Electron bunch injection at an angle into a laser wakefield

TL;DR

This paper proposes and simulates an angled injection method for electron bunches into laser wakefield accelerators, reducing energy spread and improving charge trapping compared to traditional on-axis injection.

Contribution

It introduces a novel angled injection technique that mitigates scattering effects and relaxes bunch size constraints in laser wakefield acceleration.

Findings

Achieves electron bunches with less than 2% energy spread.

Reduces ponderomotive scattering and vacuum-plasma transition effects.
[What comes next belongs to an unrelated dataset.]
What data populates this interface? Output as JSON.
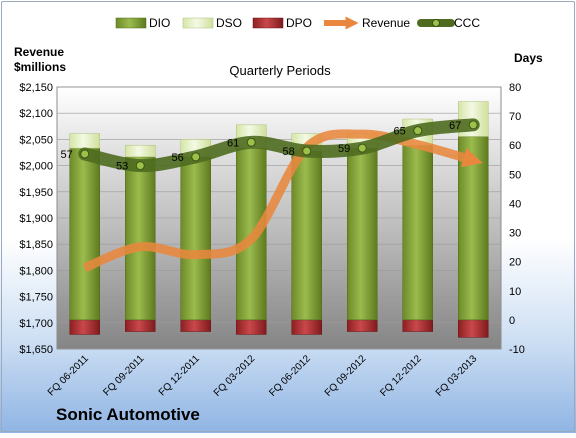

Potential to trap more charge with less stringent bunch size requirements.

Abstract

External injection of electron bunches longer than the plasma wavelength in a laser wakefield accelerator can lead to the generation of femtosecond ultrarelativistic bunches with a couple of percent energy spread. Extensive study has been done on external electron bunch (e.g. one generated by a photo-cathode rf linac) injection in a laser wakefield for different configurations. In this paper we investigate a new way of external injection where the electron bunch is injected at a small angle into the wakefield. This way one can avoid the ponderomotive scattering as well as the vacuum-plasma transition region, which tend to destroy the injected bunch. In our simulations, the effect of the laser pulse dynamics is also taken into account. It is shown that injection at an angle can provide compressed and accelerated electron bunches with less than 2% energy spread. Another advantage of this scheme is that it has less stringent requirements in terms of the size of the injected bunch and there is the potential to trap more charge.